# Do I get "8PSK-Turbo code streaming"??



## Redlinetire (Jul 24, 2007)

From the Dish website promo:
"Uses a cutting edge 8PSK-Turbo code to stream more data to your satellite receiver"
http://www.dishnetwork.com/turbo_is_coming/index.shtml

Reminds me of a buddy who went to buy a receiver at an electronics store and the salesman told him it had special circuitry - so naturally my buddy asked "What kind of circuitry?"

The salesman told him - in all seriousness - "_electronic_ circuitry" :lol:


----------



## OldAnalogGuy (Feb 3, 2006)

hahahaha....

I also remember my first summer job at the phone company.

My boss handed me his business card and under his name was printed *"Electronics Expert".*

I had never met one before. And I realized after a work day that I still I hadn't met one...... 
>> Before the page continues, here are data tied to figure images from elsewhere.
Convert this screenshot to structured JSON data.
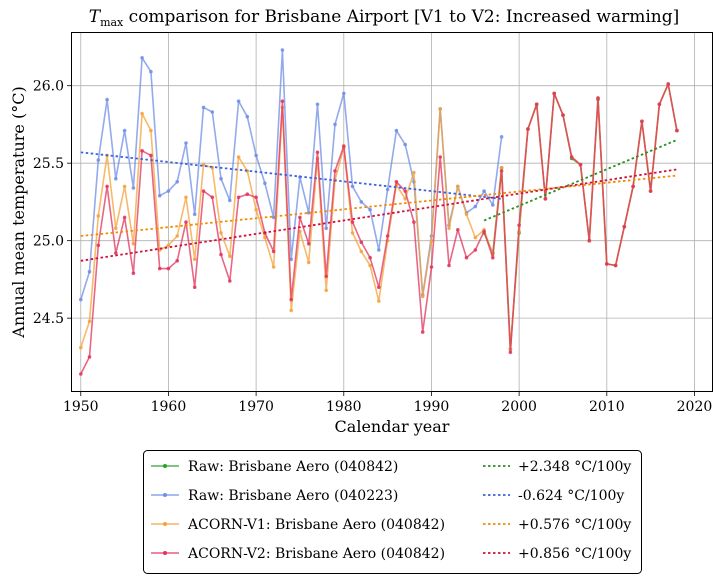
{
  "chart_data": {
    "type": "line",
    "title_symbol": "T",
    "title_subscript": "max",
    "title_rest": " comparison for Brisbane Airport   [V1 to V2: Increased warming]",
    "xlabel": "Calendar year",
    "ylabel": "Annual mean temperature (°C)",
    "xlim": [
      1949,
      2022
    ],
    "ylim": [
      24.03,
      26.34
    ],
    "xticks": [
      1950,
      1960,
      1970,
      1980,
      1990,
      2000,
      2010,
      2020
    ],
    "yticks": [
      24.5,
      25.0,
      25.5,
      26.0
    ],
    "xtick_labels": [
      "1950",
      "1960",
      "1970",
      "1980",
      "1990",
      "2000",
      "2010",
      "2020"
    ],
    "ytick_labels": [
      "24.5",
      "25.0",
      "25.5",
      "26.0"
    ],
    "grid": true,
    "legend_position": "below",
    "series": [
      {
        "name": "Raw: Brisbane Aero (040842)",
        "color": "#2ca02c",
        "x": [
          1996,
          1997,
          1998,
          1999,
          2000,
          2001,
          2002,
          2003,
          2004,
          2005,
          2006,
          2007,
          2008,
          2009,
          2010,
          2011,
          2012,
          2013,
          2014,
          2015,
          2016,
          2017,
          2018
        ],
        "y": [
          25.05,
          24.92,
          25.47,
          24.3,
          25.05,
          25.72,
          25.88,
          25.27,
          25.95,
          25.81,
          25.53,
          25.49,
          25.0,
          25.91,
          24.85,
          24.84,
          25.09,
          25.35,
          25.77,
          25.32,
          25.88,
          26.01,
          25.71
        ]
      },
      {
        "name": "Raw: Brisbane Aero (040223)",
        "color": "#6f8ee6",
        "x": [
          1950,
          1951,
          1952,
          1953,
          1954,
          1955,
          1956,
          1957,
          1958,
          1959,
          1960,
          1961,
          1962,
          1963,
          1964,
          1965,
          1966,
          1967,
          1968,
          1969,
          1970,
          1971,
          1972,
          1973,
          1974,
          1975,
          1976,
          1977,
          1978,
          1979,
          1980,
          1981,
          1982,
          1983,
          1984,
          1985,
          1986,
          1987,
          1988,
          1989,
          1990,
          1991,
          1992,
          1993,
          1994,
          1995,
          1996,
          1997,
          1998
        ],
        "y": [
          24.62,
          24.8,
          25.52,
          25.91,
          25.4,
          25.71,
          25.34,
          26.18,
          26.09,
          25.29,
          25.32,
          25.38,
          25.63,
          25.17,
          25.86,
          25.83,
          25.4,
          25.26,
          25.9,
          25.8,
          25.55,
          25.37,
          25.15,
          26.23,
          24.88,
          25.41,
          25.18,
          25.88,
          25.08,
          25.75,
          25.95,
          25.35,
          25.25,
          25.2,
          24.94,
          25.33,
          25.71,
          25.62,
          25.38,
          24.65,
          25.03,
          25.85,
          25.1,
          25.35,
          25.18,
          25.22,
          25.32,
          25.23,
          25.67
        ]
      },
      {
        "name": "ACORN-V1: Brisbane Aero (040842)",
        "color": "#f5a23a",
        "x": [
          1950,
          1951,
          1952,
          1953,
          1954,
          1955,
          1956,
          1957,
          1958,
          1959,
          1960,
          1961,
          1962,
          1963,
          1964,
          1965,
          1966,
          1967,
          1968,
          1969,
          1970,
          1971,
          1972,
          1973,
          1974,
          1975,
          1976,
          1977,
          1978,
          1979,
          1980,
          1981,
          1982,
          1983,
          1984,
          1985,
          1986,
          1987,
          1988,
          1989,
          1990,
          1991,
          1992,
          1993,
          1994,
          1995,
          1996,
          1997,
          1998,
          1999,
          2000,
          2001,
          2002,
          2003,
          2004,
          2005,
          2006,
          2007,
          2008,
          2009,
          2010,
          2011,
          2012,
          2013,
          2014,
          2015,
          2016,
          2017,
          2018
        ],
        "y": [
          24.31,
          24.48,
          25.16,
          25.55,
          25.08,
          25.35,
          24.98,
          25.82,
          25.71,
          24.94,
          24.97,
          25.03,
          25.28,
          24.88,
          25.49,
          25.47,
          25.05,
          24.9,
          25.54,
          25.45,
          25.2,
          25.02,
          24.83,
          25.86,
          24.55,
          25.06,
          24.86,
          25.53,
          24.68,
          25.39,
          25.6,
          25.05,
          24.93,
          24.84,
          24.61,
          25.0,
          25.36,
          25.27,
          25.44,
          24.64,
          25.0,
          25.85,
          25.08,
          25.35,
          25.17,
          25.02,
          25.07,
          24.91,
          25.47,
          24.3,
          25.06,
          25.72,
          25.88,
          25.27,
          25.95,
          25.81,
          25.54,
          25.49,
          25.0,
          25.92,
          24.85,
          24.84,
          25.09,
          25.35,
          25.77,
          25.32,
          25.88,
          26.01,
          25.71
        ]
      },
      {
        "name": "ACORN-V2: Brisbane Aero (040842)",
        "color": "#e0345c",
        "x": [
          1950,
          1951,
          1952,
          1953,
          1954,
          1955,
          1956,
          1957,
          1958,
          1959,
          1960,
          1961,
          1962,
          1963,
          1964,
          1965,
          1966,
          1967,
          1968,
          1969,
          1970,
          1971,
          1972,
          1973,
          1974,
          1975,
          1976,
          1977,
          1978,
          1979,
          1980,
          1981,
          1982,
          1983,
          1984,
          1985,
          1986,
          1987,
          1988,
          1989,
          1990,
          1991,
          1992,
          1993,
          1994,
          1995,
          1996,
          1997,
          1998,
          1999,
          2000,
          2001,
          2002,
          2003,
          2004,
          2005,
          2006,
          2007,
          2008,
          2009,
          2010,
          2011,
          2012,
          2013,
          2014,
          2015,
          2016,
          2017,
          2018
        ],
        "y": [
          24.14,
          24.25,
          24.97,
          25.35,
          24.92,
          25.15,
          24.79,
          25.58,
          25.55,
          24.82,
          24.82,
          24.87,
          25.12,
          24.7,
          25.32,
          25.28,
          24.91,
          24.74,
          25.28,
          25.3,
          25.28,
          25.05,
          24.93,
          25.9,
          24.62,
          25.15,
          24.98,
          25.57,
          24.77,
          25.45,
          25.61,
          25.12,
          24.99,
          24.89,
          24.7,
          25.03,
          25.38,
          25.32,
          25.12,
          24.41,
          24.83,
          25.54,
          24.84,
          25.07,
          24.89,
          24.94,
          25.06,
          24.89,
          25.45,
          24.28,
          25.1,
          25.72,
          25.88,
          25.27,
          25.95,
          25.81,
          25.54,
          25.49,
          25.0,
          25.92,
          24.85,
          24.84,
          25.09,
          25.35,
          25.77,
          25.32,
          25.88,
          26.01,
          25.71
        ]
      }
    ],
    "trends": [
      {
        "name": "+2.348 °C/100y",
        "color": "#2a8f1e",
        "x": [
          1996,
          2018
        ],
        "y": [
          25.13,
          25.65
        ]
      },
      {
        "name": "-0.624 °C/100y",
        "color": "#3a63d9",
        "x": [
          1950,
          1998
        ],
        "y": [
          25.57,
          25.27
        ]
      },
      {
        "name": "+0.576 °C/100y",
        "color": "#f08c00",
        "x": [
          1950,
          2018
        ],
        "y": [
          25.03,
          25.42
        ]
      },
      {
        "name": "+0.856 °C/100y",
        "color": "#d0103a",
        "x": [
          1950,
          2018
        ],
        "y": [
          24.87,
          25.46
        ]
      }
    ]
  }
}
(many, many years later, I still haven't yet met one. Guess he was just special....) :eek2:


----------



## Richard King (Mar 25, 2002)

:lol: Reminds me of the restaurant down the street. They have the GREATEST burgers that I think I have ever eaten. The first time they asked me if I wanted the "Special Sauce" I asked them what was in it. The reply: 
"Catsup and mustard". I broke out laughing and they responded.... "It's the proper ratio that makes it special". I broke out laughing again.


----------



## P Smith (Jul 25, 2002)

"Do I get "8PSK-Turbo code streaming"?? If you waiting for serious answer, then:
if you have ViP device or other new XXX model with BCM4500 chip inside, or 6000 with 8PSK module.


----------



## Redlinetire (Jul 24, 2007)

P Smith said:


> "Do I get "8PSK-Turbo code streaming"?? If you waiting for serious answer, then:
> if you have ViP device or other new XXX model with BCM4500 chip inside, or 6000 with 8PSK module.
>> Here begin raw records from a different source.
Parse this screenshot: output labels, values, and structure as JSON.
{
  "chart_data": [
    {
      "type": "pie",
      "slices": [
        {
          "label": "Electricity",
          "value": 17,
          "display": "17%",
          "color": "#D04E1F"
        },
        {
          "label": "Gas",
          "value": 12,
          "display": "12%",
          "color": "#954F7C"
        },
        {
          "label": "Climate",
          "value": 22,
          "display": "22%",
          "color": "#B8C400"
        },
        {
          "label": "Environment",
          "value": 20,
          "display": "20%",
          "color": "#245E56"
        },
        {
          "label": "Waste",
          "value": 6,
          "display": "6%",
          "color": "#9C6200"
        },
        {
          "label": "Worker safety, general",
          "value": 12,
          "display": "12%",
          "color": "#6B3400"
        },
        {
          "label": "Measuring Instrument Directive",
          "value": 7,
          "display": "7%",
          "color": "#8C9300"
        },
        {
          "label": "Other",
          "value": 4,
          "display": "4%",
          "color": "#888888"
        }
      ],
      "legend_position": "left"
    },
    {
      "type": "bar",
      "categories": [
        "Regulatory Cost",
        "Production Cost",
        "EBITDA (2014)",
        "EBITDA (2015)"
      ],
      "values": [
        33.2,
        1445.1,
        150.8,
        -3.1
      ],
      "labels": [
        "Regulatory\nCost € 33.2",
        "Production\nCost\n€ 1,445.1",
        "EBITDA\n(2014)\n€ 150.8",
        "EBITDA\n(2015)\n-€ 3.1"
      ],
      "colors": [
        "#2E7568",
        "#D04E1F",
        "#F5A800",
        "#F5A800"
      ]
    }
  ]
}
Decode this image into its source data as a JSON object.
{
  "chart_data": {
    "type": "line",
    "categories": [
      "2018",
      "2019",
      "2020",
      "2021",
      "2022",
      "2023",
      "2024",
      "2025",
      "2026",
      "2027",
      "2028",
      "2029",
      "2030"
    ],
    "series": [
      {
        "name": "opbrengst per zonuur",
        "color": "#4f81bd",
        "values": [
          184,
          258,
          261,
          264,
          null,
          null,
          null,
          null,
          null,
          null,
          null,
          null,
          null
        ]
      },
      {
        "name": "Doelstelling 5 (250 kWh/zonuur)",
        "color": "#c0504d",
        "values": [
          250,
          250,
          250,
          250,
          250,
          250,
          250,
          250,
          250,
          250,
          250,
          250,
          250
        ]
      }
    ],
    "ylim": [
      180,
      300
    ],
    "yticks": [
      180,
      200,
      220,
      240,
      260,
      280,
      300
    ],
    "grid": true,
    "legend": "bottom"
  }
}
But back when my 386 computer had "Turbo", you got this cool little button on the front of the machine you could press with a little light that told you your computer was running in "Turbo" mode... :lol:

I understand the PSK part, I just thought the whole marketing spin was kinda funny...


----------



## TP715 (Jan 15, 2007)

P Smith said:


> "Do I get "8PSK-Turbo code streaming"?? If you waiting for serious answer, then:
> if you have ViP device or other new XXX model with BCM4500 chip inside, or 6000 with 8PSK module.


I'm confused. What modulation scheme is used now? Is 8PSK a new scheme different from what is used now or is it the same and just marketing hot air?
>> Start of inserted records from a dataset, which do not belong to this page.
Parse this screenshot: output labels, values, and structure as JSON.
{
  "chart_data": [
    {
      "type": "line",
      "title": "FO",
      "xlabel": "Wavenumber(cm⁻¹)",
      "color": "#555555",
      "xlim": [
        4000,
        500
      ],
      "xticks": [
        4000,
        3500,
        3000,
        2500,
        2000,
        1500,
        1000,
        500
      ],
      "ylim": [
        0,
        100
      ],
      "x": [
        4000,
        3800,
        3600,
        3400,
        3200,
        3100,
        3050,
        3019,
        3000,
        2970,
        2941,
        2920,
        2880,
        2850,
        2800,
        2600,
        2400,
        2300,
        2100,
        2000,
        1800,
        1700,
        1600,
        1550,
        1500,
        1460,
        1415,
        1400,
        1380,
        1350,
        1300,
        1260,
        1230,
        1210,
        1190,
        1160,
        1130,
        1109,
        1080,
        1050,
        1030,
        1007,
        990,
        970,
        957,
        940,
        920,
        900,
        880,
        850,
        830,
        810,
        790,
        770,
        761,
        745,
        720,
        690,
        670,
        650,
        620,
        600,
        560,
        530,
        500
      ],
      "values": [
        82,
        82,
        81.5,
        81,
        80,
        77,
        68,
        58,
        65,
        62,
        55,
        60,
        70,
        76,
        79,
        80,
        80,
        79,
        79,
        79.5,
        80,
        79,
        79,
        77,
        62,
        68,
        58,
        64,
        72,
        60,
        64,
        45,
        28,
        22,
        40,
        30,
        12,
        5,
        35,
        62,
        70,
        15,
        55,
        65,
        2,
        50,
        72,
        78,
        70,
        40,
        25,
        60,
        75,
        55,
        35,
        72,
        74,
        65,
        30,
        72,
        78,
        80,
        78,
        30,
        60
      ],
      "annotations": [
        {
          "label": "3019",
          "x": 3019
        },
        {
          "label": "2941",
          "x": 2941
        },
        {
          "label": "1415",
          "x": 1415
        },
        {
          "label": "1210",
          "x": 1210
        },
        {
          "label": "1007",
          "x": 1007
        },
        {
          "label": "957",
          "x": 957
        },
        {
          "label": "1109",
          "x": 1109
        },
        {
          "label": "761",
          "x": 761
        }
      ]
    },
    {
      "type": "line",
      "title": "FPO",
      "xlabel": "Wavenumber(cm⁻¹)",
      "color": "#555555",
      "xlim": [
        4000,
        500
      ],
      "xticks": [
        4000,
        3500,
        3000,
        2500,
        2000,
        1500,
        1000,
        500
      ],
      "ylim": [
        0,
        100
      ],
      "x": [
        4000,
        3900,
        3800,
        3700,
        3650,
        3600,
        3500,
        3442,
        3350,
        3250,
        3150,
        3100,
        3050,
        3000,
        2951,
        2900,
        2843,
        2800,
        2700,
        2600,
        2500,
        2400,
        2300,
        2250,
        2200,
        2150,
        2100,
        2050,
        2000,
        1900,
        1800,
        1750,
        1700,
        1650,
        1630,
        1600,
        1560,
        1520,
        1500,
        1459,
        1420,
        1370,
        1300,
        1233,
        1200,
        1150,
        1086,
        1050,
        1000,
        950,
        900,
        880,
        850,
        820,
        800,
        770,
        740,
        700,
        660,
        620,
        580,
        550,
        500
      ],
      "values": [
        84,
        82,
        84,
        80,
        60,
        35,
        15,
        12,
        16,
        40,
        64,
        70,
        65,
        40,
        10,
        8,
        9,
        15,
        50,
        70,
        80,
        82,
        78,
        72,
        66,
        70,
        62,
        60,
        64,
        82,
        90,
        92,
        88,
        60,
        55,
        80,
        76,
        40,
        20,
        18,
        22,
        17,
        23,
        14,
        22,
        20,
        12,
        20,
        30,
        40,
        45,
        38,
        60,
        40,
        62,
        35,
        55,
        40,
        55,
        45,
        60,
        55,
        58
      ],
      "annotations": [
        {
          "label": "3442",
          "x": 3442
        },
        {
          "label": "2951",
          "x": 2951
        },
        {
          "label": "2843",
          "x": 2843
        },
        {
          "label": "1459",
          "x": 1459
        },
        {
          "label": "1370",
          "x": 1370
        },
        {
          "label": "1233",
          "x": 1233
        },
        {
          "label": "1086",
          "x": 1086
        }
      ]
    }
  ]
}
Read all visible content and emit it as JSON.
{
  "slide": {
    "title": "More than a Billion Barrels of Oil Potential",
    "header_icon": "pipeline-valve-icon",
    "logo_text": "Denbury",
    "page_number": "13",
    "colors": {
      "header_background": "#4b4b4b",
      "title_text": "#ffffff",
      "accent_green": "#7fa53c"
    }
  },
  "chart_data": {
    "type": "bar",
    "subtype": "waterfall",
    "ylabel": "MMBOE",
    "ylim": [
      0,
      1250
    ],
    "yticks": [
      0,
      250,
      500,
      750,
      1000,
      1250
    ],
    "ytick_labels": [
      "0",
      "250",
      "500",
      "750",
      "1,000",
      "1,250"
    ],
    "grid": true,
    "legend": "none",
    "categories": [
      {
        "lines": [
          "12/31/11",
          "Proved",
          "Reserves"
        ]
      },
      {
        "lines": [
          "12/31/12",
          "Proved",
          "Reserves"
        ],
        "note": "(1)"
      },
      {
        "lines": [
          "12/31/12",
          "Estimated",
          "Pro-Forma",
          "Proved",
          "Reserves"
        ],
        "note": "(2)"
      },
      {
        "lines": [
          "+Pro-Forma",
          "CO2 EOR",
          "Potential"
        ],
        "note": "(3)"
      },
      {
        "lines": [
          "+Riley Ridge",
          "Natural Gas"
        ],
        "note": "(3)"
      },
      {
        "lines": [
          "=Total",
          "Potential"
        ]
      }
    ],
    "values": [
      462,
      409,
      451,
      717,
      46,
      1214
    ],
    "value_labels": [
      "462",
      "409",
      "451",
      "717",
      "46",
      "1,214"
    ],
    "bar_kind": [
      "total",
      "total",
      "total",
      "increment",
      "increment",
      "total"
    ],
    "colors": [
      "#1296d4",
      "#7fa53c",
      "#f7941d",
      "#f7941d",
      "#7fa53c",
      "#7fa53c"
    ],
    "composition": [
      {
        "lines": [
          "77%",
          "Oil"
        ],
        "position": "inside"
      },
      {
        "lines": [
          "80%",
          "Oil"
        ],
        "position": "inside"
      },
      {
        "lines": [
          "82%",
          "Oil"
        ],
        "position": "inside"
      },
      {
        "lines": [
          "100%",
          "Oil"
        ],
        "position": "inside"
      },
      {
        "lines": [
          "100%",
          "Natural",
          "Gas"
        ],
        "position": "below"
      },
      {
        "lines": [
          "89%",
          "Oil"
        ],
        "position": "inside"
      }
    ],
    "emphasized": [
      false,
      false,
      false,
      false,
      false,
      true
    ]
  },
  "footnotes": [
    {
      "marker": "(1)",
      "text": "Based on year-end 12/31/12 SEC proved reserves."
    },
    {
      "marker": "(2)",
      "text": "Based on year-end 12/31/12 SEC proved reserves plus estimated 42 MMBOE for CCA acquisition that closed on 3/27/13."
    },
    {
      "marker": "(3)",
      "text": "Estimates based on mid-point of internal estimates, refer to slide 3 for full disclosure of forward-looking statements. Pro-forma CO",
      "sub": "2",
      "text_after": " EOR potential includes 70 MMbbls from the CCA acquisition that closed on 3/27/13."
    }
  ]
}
(I still have my 6000 with 8PSK module in the closet. Maybe it will come in useful some day?  )


----------



## Redlinetire (Jul 24, 2007)

As noted in the "Email on Turbo HD" thread, the link is now dead.


----------



## P Smith (Jul 25, 2002)

TP715 said:


> I'm confused. What modulation scheme is used now? Is 8PSK a new scheme different from what is used now or is it the same and just marketing hot air?
> 
> (I still have my 6000 with 8PSK module in the closet. Maybe it will come in useful some day?  )


Most of transponders using QPSK modulation now due SD content and millions of old receivers incapable to demod 8PSK; also the '8PSK' modulation what employed by Dish is little tricky for FTAers because of using other then RS error correction - Turbo Code.
Your 6000/8PSK is fine to activate, but you have a week to do that - in August Dish will start replacing the model to ViP211 and will not activate 6000 anymore.


----------